As a member of the Colorado State Board of Education, Mr. Schaffer is now on the receiving end of federal rules and regulations. He echoed Rep. Hoekstra’s call for limiting the federal government’s role in directing education policy for schools across the nation.
Ultimately, said Mr. Schaffer, the key to unlocking widespread improvement in American education is expanding school choice: "Our goal in public education ought to be to provide the greatest amount of choice from a consumer standpoint…. The greatest amount of parental choice [will] drive down cost by virtue of competition…and improve quality dramatically. If you start treating teachers and administrators like real professionals, they will rise to the occasion."
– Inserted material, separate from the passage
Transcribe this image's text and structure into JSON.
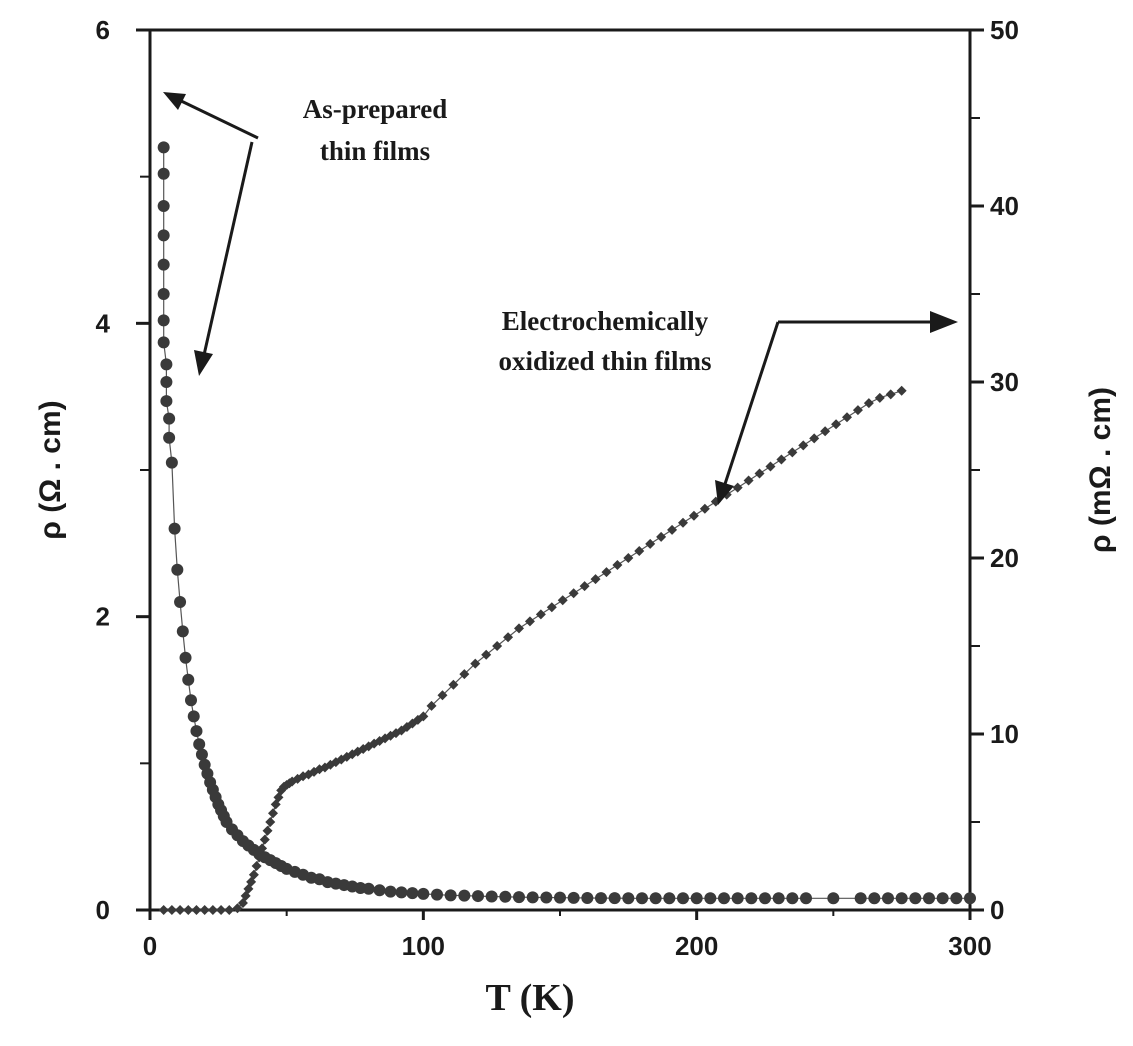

But this begins, according to Mr. Schaffer, by ending the trend toward greater centralization and federal power in education. For that reason, he applauded Mr. Hoekstra’s on-going efforts: "I’m glad to hear that there are at least a handful of people here in Congress who see what the problem is, and realize that the Founding Fathers had it right: a decentralized approach to this industry or any other industry is the best way to maintain our preeminence as a nation."
Dan Lips is an Education Analyst at the Heritage Foundation. This article previously appeared at Heritage’s Education Notebook.
All of these are very good points. I am a teacher in a charter school. The point of charter schools is to be innovative, but we find ourselves drowning in state and federal paperwork, mandates and rules so much so that it is hard to be innovative. I would like to see the federal government live up to its own responsibilities before it tries to micro manage everyone else.